I do not propose to reply to amendment 357 in this speech; we will deal with that separately. Amendments 424 and 425 would insert into clause 81 the requirement that a sentencing condition should be met, in addition to the existing conditions listed in the clause, that there is a real prospect of custody before a court may remand a person under 18 to youth detention accommodation.

That additional condition is not necessary in respect of the clause. The clause sets out four conditions that must be met for a child to be eligible for remand to youth detention accommodation. Only when each of those is met can a child be so remanded. A key condition that must be satisfied is that the offence with which the child is charged, or of which they are being convicted, is a violent or sexual offence

“punishable in the case of an adult with imprisonment for a term of 14 years or more.”

Violent and sexual offences are defined in clause 77(8) as offences specified in schedule 15 to the Criminal Justice Act 2003. By their very nature, offences of that type are likely to result in a custodial sentence, even in the case of a person under the age of 18. That would render the application of a sentence condition in clause 81, of a “real prospect” of custody, redundant in the large majority of cases whose offences, listed in schedule 15, will warrant custody.

The sentence condition—the “real prospect” test—is necessary in clause 82, which sets out an alternative set of conditions for a remand to youth detention and accommodation.

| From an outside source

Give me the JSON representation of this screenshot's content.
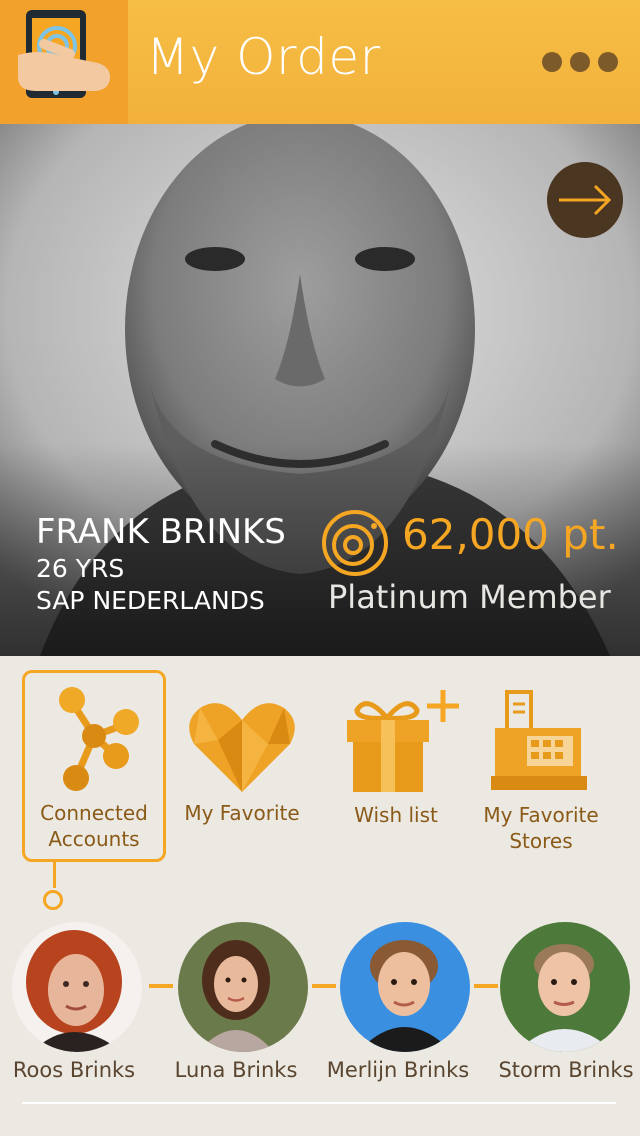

That is because the relevant condition there is only that the offence, for which the young person is charged or has been convicted, is one that can be punishable by imprisonment. That could include some relatively minor offences, such as petty theft. Where the offence is not serious or violent, we do not believe it is right to remand young people in custody if there is no real prospect of them getting a custodial sentence. For those reasons, I hope that the right hon. Gentleman will withdraw his amendment.